Learning to Find Connections Where There Were None
The first thing a first-year student has to do is take a look around when she arrives at the college which will be her home for the next four years. She has to walk up and down the stairs in her dorm; she has to walk around her dorm room and take in the unfamiliar smell which will blend with her own; she has to walk the paths sprawled all around campus. She has to create in her mind a network connecting everything with everything new. The crucial change that occurs in one’s first year in college is the absorption of everything new, building connections between those things, and learning to stand up on them and use them to create.
Entering a new college, state, or country requires a wondrous and tormenting period of adaptation. On my first night at Bates, also my first night in the United States, I woke up about six times and looked around each time to remember where I was. I also hardly understood my roommate’s accent and forgot the names of most people I met. As I was adapting, just like everyone else in our freshman class, I got used to my various new friends and to all the new activities. I did this by getting to know my friends and activities, finding similarities and differences between them, and building a network of connections between them. This allowed me to feel calm and think about how to push further.
As I learned later in Neuroscience class, neurons let us learn, think, and create by changing their shape, talking to neurons they have never talked to before, and building new connections. The similarity of what my brain does and what I did throughout my freshman year is striking. It makes me think that our fear of change is unnatural and man-made. A new beginning is usually met with excitement as well as anxiety, while it seems to me our neurons don’t tremble with terror when we plunge into a new experience: they simply keep on making new connections. Freshman year made me adopt this attitude, at least to the extent that my constantly thinking and doubting mind can let me.
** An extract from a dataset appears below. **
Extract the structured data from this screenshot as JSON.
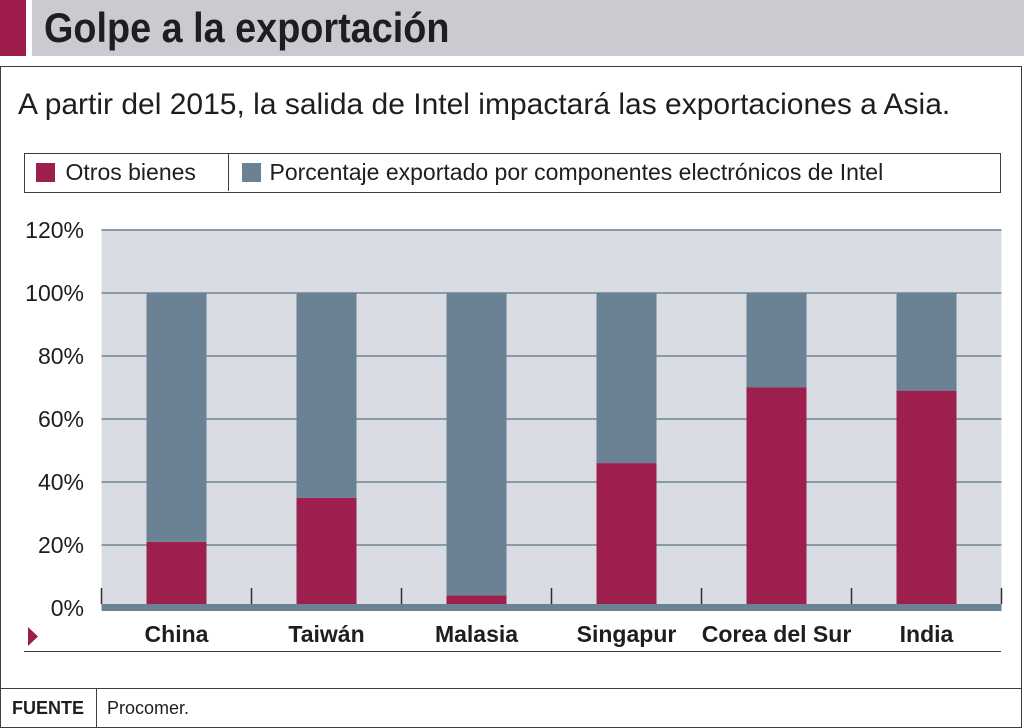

Making connections between various things helped me find my way of thinking about them, which gave me some certainty that even new things can fit together if one only rotates them freely enough in her mind and looks at them from different angles.
Once I had built those new connections and felt comfortable with most of them and most of myself, it turned out I, as well as my classmates, had made the first swing from a long swim across a wide sea: many more new experiences and changes awaited us. Surprising and opportunistic as this was, it was quite annoying to know my poor neurons had gone through so much trouble only to go through ten thousand times more. But it all started to fit. In a conversation with some friends, we were debating something, when my breathing quickened and I forgot to finish the sentence I had started. Little bits of my psychology, economics, philosophy, and dance classes had come together. Add several pinches from sports, books, and simple everyday interactions, and there was my bright, still vague, and breath-taking idea. I was afraid that it was an accident and that such an idea would never show mercy and down upon me again, but my neurons did not give me up. They allowed me to find similarities and differences between things and continuously form ideas by making their new connections. And so, I keep on making my connections because this is what my neurons and my freshman year have taught me.